Caminhando juntos: economia e meio ambiente
“Na espaçonave Terra não há passageiros. Todos somos tripulantes”.
Herbert M. McLuhan (1911-1980)
Inequivocamente, a primeira condição para mudar a realidade é conhecê-la. Os dados disponíveis, concernentes à agressão ambiental em escala mundial em nome do “progresso econômico (?)”, não deixam dúvidas: o forte desequilíbrio ambiental manuseado por mãos humanas que respondem aos ditames do deus-mercado precisa ser freado.
À medida que o consumo ganha maiores proporções e torna-se sinônimo de prosperidade material, os recursos naturais vão sendo dilapidados e o meio ambiente, eixo de todo o sistema vida, sofre as consequências: desequilibra-se o sistema de chuvas, altera-se radicalmente o clima, desmata, polui, agride-se os lençóis freáticos, chove onde deveria fazer sol, há seca onde deveria ter água.
A “salada química” é intensa: monóxido de carbono, dióxido de enxofre, eutrofização (degradação do ambiente aquático), pesticidas.
Na busca desenfreada pelo bem-estar, pelo conforto, o homem se fecha numa visão míope e rompe seus laços com a Mãe Natureza. Quem bem-estar é esse que degrada o ambiente? Que melhoria de vida é possível num ambiente natural caótico, desequilibrado, dilapidado? Isso é progresso? A expansão industrial, o ritmo alucinado do crescimento da economia somente fez violentar a natureza.
Em nome disso, passamos a valorizar mais o som da buzina dos automóveis ao som do canto dos pássaros. A fumaça das fábricas passou a ter mais valor que o cheiro do mato. A palavra de ordem dada pelo deus-mercado é CRESCER; pouco importa se a consequência disso seja DESTRUIR.
Urge inverter-se essa lógica. O relacionamento entre a Terra e a Economia tem de ser harmonioso, visto que a segunda parte da primeira. Aqui reforçamos a ideia de que a economia nada mais é que um subconjunto do meio ambiente. É necessário, portanto, criar-se, em todos os aspectos, a boa sincronia entre a economia (atividade produtiva) e o ecossistema (a base dos recursos naturais) para se chegar ao verdadeiro progresso; o progresso que se sustentará ao longo do tempo sem ter feito os estragos em sua base de sustentação.
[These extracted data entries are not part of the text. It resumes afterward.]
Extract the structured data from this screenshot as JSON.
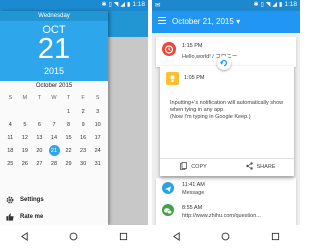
{
  "left": {
    "status": {
      "time": "1:18"
    },
    "header": {
      "weekday": "Wednesday",
      "month": "OCT",
      "date": "21",
      "year": "2015"
    },
    "calendar": {
      "title": "October 2015",
      "weekdays": [
        "S",
        "M",
        "T",
        "W",
        "T",
        "F",
        "S"
      ],
      "weeks": [
        [
          "",
          "",
          "",
          "",
          "1",
          "2",
          "3"
        ],
        [
          "4",
          "5",
          "6",
          "7",
          "8",
          "9",
          "10"
        ],
        [
          "11",
          "12",
          "13",
          "14",
          "15",
          "16",
          "17"
        ],
        [
          "18",
          "19",
          "20",
          "21",
          "22",
          "23",
          "24"
        ],
        [
          "25",
          "26",
          "27",
          "28",
          "29",
          "30",
          "31"
        ]
      ],
      "selected": "21"
    },
    "menu": {
      "settings": "Settings",
      "rate": "Rate me"
    }
  },
  "right": {
    "status": {
      "time": "1:18"
    },
    "appbar": {
      "title": "October 21, 2015"
    },
    "notif1": {
      "time": "1:15 PM",
      "text": "Hello,world! / コロニー"
    },
    "popup": {
      "time": "1:05 PM",
      "message": "Inputting+'s notification will automatically show when tying in any app.",
      "submessage": "(Now I'm typing in Google Keep.)",
      "copy": "COPY",
      "share": "SHARE"
    },
    "notif2": {
      "time": "11:41 AM",
      "text": "Message"
    },
    "notif3": {
      "time": "8:55 AM",
      "text": "http://www.zhihu.com/question..."
    }
  },
  "colors": {
    "primary": "#2196f3",
    "header": "#2ea6eb",
    "accent": "#f44336"
  }
}
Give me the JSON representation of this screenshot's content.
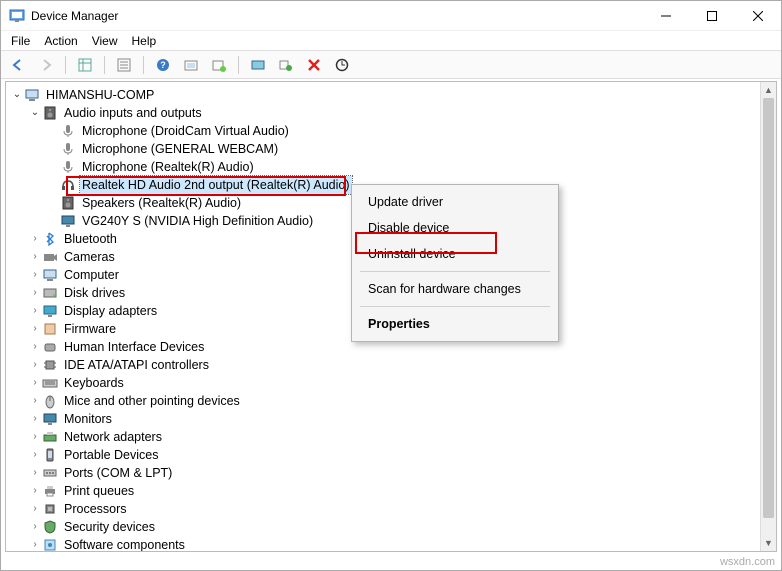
{
  "window": {
    "title": "Device Manager"
  },
  "menubar": [
    "File",
    "Action",
    "View",
    "Help"
  ],
  "toolbar_icons": [
    "back",
    "forward",
    "grid",
    "properties",
    "help",
    "calendar",
    "users",
    "monitor",
    "monitor-info",
    "delete",
    "scan"
  ],
  "root": "HIMANSHU-COMP",
  "audio_category": "Audio inputs and outputs",
  "audio_items": [
    "Microphone (DroidCam Virtual Audio)",
    "Microphone (GENERAL WEBCAM)",
    "Microphone (Realtek(R) Audio)",
    "Realtek HD Audio 2nd output (Realtek(R) Audio)",
    "Speakers (Realtek(R) Audio)",
    "VG240Y S (NVIDIA High Definition Audio)"
  ],
  "selected_device_index": 3,
  "categories": [
    "Bluetooth",
    "Cameras",
    "Computer",
    "Disk drives",
    "Display adapters",
    "Firmware",
    "Human Interface Devices",
    "IDE ATA/ATAPI controllers",
    "Keyboards",
    "Mice and other pointing devices",
    "Monitors",
    "Network adapters",
    "Portable Devices",
    "Ports (COM & LPT)",
    "Print queues",
    "Processors",
    "Security devices",
    "Software components"
  ],
  "context_menu": {
    "items": [
      {
        "label": "Update driver"
      },
      {
        "label": "Disable device"
      },
      {
        "label": "Uninstall device",
        "highlight": true
      },
      {
        "sep": true
      },
      {
        "label": "Scan for hardware changes"
      },
      {
        "sep": true
      },
      {
        "label": "Properties",
        "bold": true
      }
    ]
  },
  "watermark": "wsxdn.com"
}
Dito isso, é importante reiterar que o crescimento da economia (o crescimento físico) não pode acontecer sobre as ruínas do capital natural. O que tem acontecido é o oposto: de 1950 a 2000, a economia global foi multiplicada por sete, aumentando a produção de bens e serviços de US$ 6 trilhões para US$ 43 trilhões (dados de 2000). Conquanto, o que não foi respondido nesse mesmo período é a que “preços” ecológico e social esse crescimento elevado foi alcançado.
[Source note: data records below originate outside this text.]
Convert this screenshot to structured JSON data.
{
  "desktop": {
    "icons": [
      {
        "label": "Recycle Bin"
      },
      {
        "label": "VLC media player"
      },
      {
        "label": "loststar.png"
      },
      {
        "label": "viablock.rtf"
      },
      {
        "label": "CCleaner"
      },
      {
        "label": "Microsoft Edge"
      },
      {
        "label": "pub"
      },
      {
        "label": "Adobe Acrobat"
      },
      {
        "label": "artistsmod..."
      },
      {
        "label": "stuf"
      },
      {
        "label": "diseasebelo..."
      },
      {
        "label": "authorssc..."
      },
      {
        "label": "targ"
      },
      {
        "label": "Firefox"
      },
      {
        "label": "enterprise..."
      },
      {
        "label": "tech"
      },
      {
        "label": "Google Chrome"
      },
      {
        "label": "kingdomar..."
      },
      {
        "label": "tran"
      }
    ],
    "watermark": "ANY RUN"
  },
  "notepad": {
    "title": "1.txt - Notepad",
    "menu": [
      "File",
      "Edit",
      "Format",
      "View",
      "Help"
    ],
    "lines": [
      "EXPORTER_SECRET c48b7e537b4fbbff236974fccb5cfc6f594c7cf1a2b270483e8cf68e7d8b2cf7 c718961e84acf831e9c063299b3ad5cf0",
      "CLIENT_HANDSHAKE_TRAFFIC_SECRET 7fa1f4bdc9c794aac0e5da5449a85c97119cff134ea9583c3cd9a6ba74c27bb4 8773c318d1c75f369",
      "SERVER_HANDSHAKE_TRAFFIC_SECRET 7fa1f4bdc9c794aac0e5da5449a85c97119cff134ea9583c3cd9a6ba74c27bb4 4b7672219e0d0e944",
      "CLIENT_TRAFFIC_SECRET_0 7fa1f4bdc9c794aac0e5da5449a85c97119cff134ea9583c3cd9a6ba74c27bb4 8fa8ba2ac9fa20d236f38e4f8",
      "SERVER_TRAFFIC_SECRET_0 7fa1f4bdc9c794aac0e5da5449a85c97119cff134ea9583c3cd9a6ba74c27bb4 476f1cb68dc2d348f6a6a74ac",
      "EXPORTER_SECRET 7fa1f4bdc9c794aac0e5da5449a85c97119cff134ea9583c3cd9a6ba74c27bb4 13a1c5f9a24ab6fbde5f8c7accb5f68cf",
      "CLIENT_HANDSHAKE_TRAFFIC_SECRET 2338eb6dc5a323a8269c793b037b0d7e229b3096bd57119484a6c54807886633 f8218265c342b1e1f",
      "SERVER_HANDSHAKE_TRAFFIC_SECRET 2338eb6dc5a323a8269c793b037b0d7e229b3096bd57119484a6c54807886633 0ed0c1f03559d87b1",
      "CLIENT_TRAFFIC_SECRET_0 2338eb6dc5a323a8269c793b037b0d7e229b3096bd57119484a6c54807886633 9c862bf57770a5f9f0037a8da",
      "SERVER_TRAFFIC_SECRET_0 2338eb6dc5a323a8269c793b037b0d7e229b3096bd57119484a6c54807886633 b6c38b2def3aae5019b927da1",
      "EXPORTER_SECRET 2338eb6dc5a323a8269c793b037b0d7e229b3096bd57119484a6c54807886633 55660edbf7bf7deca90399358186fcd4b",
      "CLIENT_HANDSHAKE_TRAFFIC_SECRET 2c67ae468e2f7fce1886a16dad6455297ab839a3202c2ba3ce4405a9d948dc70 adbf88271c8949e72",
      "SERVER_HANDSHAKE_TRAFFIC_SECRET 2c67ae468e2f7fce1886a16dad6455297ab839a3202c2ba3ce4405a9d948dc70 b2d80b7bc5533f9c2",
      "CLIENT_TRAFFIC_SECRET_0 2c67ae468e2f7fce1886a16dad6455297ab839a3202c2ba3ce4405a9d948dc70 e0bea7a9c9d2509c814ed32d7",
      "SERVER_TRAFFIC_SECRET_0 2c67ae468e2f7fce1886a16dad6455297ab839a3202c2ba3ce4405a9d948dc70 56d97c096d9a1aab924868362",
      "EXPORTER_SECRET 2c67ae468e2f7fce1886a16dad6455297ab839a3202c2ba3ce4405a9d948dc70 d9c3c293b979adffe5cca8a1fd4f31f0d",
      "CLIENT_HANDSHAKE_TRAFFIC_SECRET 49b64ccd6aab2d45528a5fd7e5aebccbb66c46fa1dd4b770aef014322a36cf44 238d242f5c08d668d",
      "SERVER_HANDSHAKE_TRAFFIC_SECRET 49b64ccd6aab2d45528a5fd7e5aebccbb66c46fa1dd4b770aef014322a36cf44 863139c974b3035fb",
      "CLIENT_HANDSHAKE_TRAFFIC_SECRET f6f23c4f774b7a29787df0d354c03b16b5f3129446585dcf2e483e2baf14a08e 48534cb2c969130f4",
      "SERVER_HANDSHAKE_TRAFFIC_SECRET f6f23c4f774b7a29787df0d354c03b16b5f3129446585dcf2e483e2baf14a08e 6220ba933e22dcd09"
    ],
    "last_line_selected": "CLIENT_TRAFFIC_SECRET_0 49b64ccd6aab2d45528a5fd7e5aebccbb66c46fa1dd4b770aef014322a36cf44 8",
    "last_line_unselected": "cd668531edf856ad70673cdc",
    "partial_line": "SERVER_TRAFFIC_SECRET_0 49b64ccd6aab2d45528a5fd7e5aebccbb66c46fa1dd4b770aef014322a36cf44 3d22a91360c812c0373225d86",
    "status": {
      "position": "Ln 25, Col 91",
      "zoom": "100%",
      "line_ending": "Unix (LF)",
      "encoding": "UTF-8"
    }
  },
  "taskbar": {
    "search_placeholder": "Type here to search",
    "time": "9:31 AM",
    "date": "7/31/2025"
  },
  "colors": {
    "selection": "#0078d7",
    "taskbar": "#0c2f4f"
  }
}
Enquanto a economia (atividade produtiva) que sustenta essa produção/consumo tem sido feita em benefício de poucos, na outra ponta, essa mesma economia é sustentada (em termos de produção e não de consumo) por muitos que jamais terão as mesmas as oportunidades dadas aos primeiros.
Disso advêm, certamente, as gritantes distorções no sistema de distribuição/consumo de bens e isso condena, de uma vez por todas, a economia (também enquanto ciência) a se desviar de seu pressuposto essencial: melhorar as condições de vida de todas as pessoas.
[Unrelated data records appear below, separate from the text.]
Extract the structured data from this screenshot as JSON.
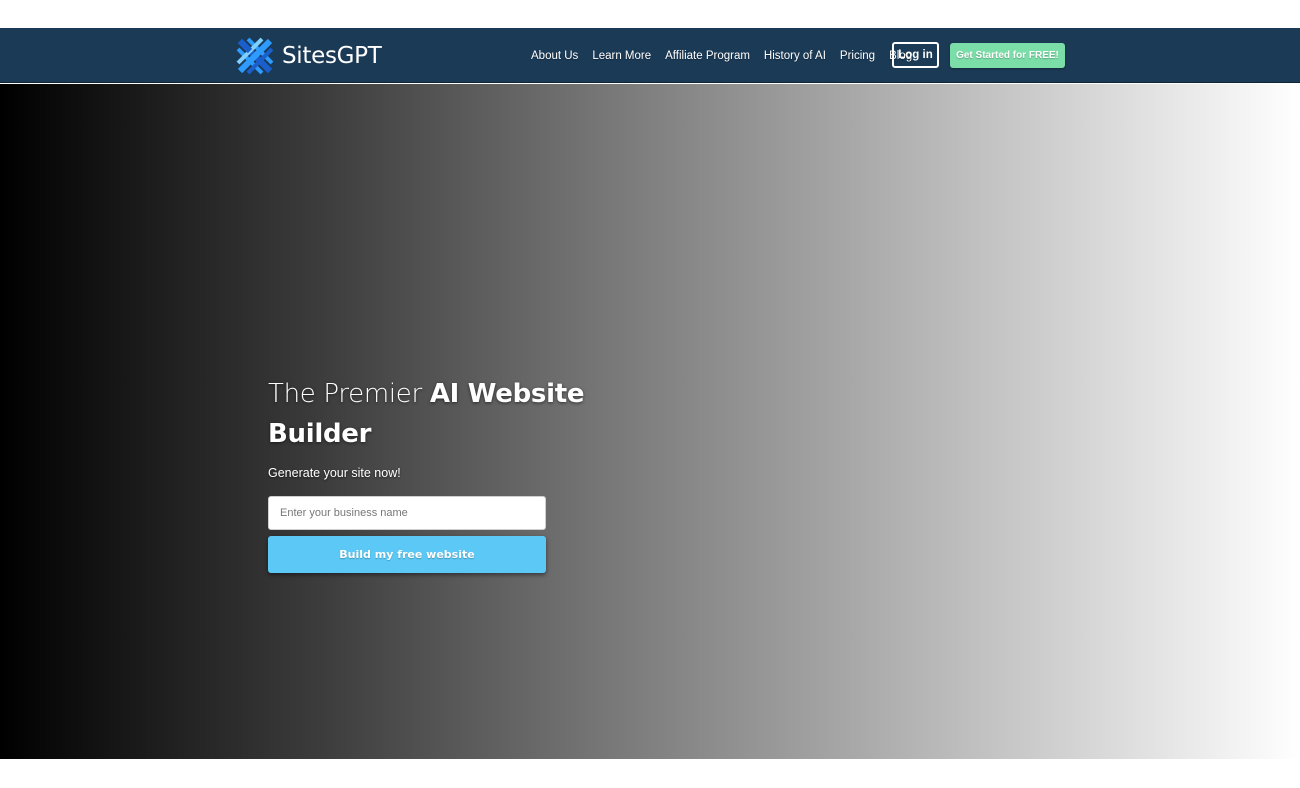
{
  "brand": {
    "name": "SitesGPT",
    "logo_icon": "woven-x-logo-icon",
    "logo_colors": [
      "#2e9bff",
      "#1a5fcc",
      "#7fd0ff"
    ]
  },
  "nav": {
    "items": [
      {
        "label": "About Us"
      },
      {
        "label": "Learn More"
      },
      {
        "label": "Affiliate Program"
      },
      {
        "label": "History of AI"
      },
      {
        "label": "Pricing"
      },
      {
        "label": "Blog"
      }
    ],
    "login_label": "Log in",
    "cta_label": "Get Started for FREE!"
  },
  "hero": {
    "title_light": "The Premier ",
    "title_bold": "AI Website Builder",
    "subtitle": "Generate your site now!",
    "input_placeholder": "Enter your business name",
    "input_value": "",
    "button_label": "Build my free website"
  },
  "colors": {
    "navbar_bg": "#1b3a56",
    "cta_bg": "#7bdda8",
    "build_button_bg": "#5bc8f5"
  }
}
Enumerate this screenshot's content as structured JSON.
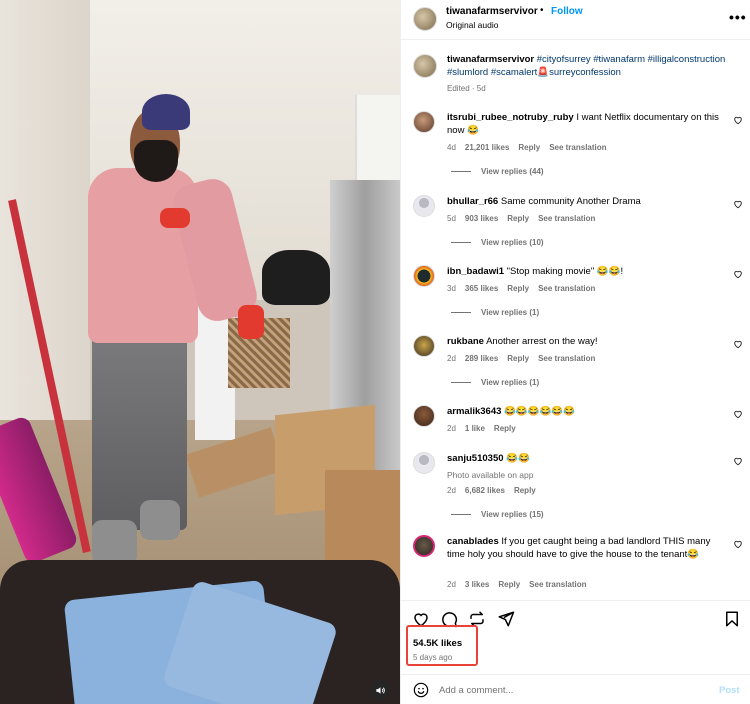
{
  "post": {
    "username": "tiwanafarmservivor",
    "dot": "•",
    "follow_label": "Follow",
    "audio": "Original audio",
    "more": "•••"
  },
  "caption": {
    "username": "tiwanafarmservivor",
    "tags": "#cityofsurrey #tiwanafarm #illigalconstruction #slumlord #scamalert🚨surreyconfession",
    "meta": "Edited · 5d"
  },
  "comments": [
    {
      "user": "itsrubi_rubee_notruby_ruby",
      "text": "I want Netflix documentary on this now 😂",
      "age": "4d",
      "likes": "21,201 likes",
      "reply": "Reply",
      "translate": "See translation",
      "view_replies": "View replies (44)"
    },
    {
      "user": "bhullar_r66",
      "text": "Same community Another Drama",
      "age": "5d",
      "likes": "903 likes",
      "reply": "Reply",
      "translate": "See translation",
      "view_replies": "View replies (10)"
    },
    {
      "user": "ibn_badawi1",
      "text": "\"Stop making movie\" 😂😂!",
      "age": "3d",
      "likes": "365 likes",
      "reply": "Reply",
      "translate": "See translation",
      "view_replies": "View replies (1)"
    },
    {
      "user": "rukbane",
      "text": "Another arrest on the way!",
      "age": "2d",
      "likes": "289 likes",
      "reply": "Reply",
      "translate": "See translation",
      "view_replies": "View replies (1)"
    },
    {
      "user": "armalik3643",
      "text": "😂😂😂😂😂😂",
      "age": "2d",
      "likes": "1 like",
      "reply": "Reply"
    },
    {
      "user": "sanju510350",
      "text": "😂😂",
      "note": "Photo available on app",
      "age": "2d",
      "likes": "6,682 likes",
      "reply": "Reply",
      "view_replies": "View replies (15)"
    },
    {
      "user": "canablades",
      "text": "If you get caught being a bad landlord THIS many time holy you should have to give the house to the tenant😂",
      "age": "2d",
      "likes": "3 likes",
      "reply": "Reply",
      "translate": "See translation"
    }
  ],
  "footer": {
    "likes": "54.5K likes",
    "ago": "5 days ago",
    "comment_placeholder": "Add a comment...",
    "post_label": "Post"
  },
  "colors": {
    "accent": "#0095f6",
    "highlight_box": "#e94339",
    "hashtag": "#00376b"
  }
}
Definitivamente, a economia e a natureza não nasceram para condenar alguém à humilhação, à exploração, à pobreza material. Economia e Natureza, juntas, podem representar uma via de acesso às melhorias que levam ao almejado padrão de bem-estar social, desde que caminhem juntas, numa “parceria” sem exploração voraz, mas numa sintonia de contemplação. A esse respeito, Jean-Michel Cousteau assim ponderou: “a economia e a ecologia não devem ter conflitos porque hoje são exatamente a mesma coisa”.
O curioso é que no passado não muito distante, a ecologia chegou a ser chamada de “a economia da natureza”, dada sua estreita e íntima relação entre o produzir e o retirar da natureza.
O fato é que, desse argumento de Cousteau, resulta afirmar, a título de reiteração, que a economia e o meio ambiente devem caminhar juntos, pois uma é o complemento da outra, apesar de ser a economia um subconjunto do meio ambiente. Para tanto, o crescimento econômico deve ser revisto, pois esse não pode ser praticado à custa dos recursos naturais explorados à exaustão. A própria palavra exaustão (na origem: extremo cansaço) já determina como será no futuro: é algo que vai acabar.
Portanto, não se deve, não se pode, não se recomenda crescer além dos limites. O certo é que há limites e esses devem ser respeitados. A Terra não aumentará de tamanho, estejamos certos disso. Na prática, continuar explorando sem respeitar os limites implicará em sérias perdas para todos. Outrossim, isso significa perdas que serão irrecuperáveis, visto que há recursos que são finitos, vão acabar. A mensagem é única: usou, esgotou, não teremos mais.
Dessa forma, essa história entre a economia e a natureza em conflito pode assim ser resumida: mais economia (crescimento) é sinônimo de menos ambiente (degradação). Logo, crescimento sem regras e sem ponderações aponta para profundos impactos ambientais. Ambiente (ecossistema) degradado é vida mal vivida. Muitos vão se defender desses argumentos alegando ser possível a prática do tal “desenvolvimento sustentável”. Conquanto, isso é oximoro (dois conceitos opostos numa só expressão): se é desenvolvimento (evolução) é impossível ser sustentável (preservação). Isso não se coaduna. Um fere o outro e, ambos, feridos, degradam a qualidade de vida.
Nas palavras de Lester Brown, essa história fica assim: “A economia global atual foi formada por forças de mercado e não por princípios de ecologia. Infelizmente, ao deixar de refletir os custos totais dos bens e serviços, o mercado presta informações enganosas aos tomadores de decisões econômicas, em todos os níveis. Isso criou uma economia distorcida, fora de sincronia com os ecossistemas da Terra, uma economia que está destruindo seus sistemas naturais de suporte”.
Para o bem de todos, urge retomarmos sempre que possível esse debate em torno da economia e sua relação com o meio ambiente. Que ambos caminhem juntos; a preservação das espécies irá agradecer. Por fim, é forçoso ressaltar que não estamos na Terra; somos a Terra. Não ocupamos a natureza como meros partícipes dela; somos a própria natureza.
(*) Marcus Eduardo de Oliveira é economista e especialista em Política Internacional.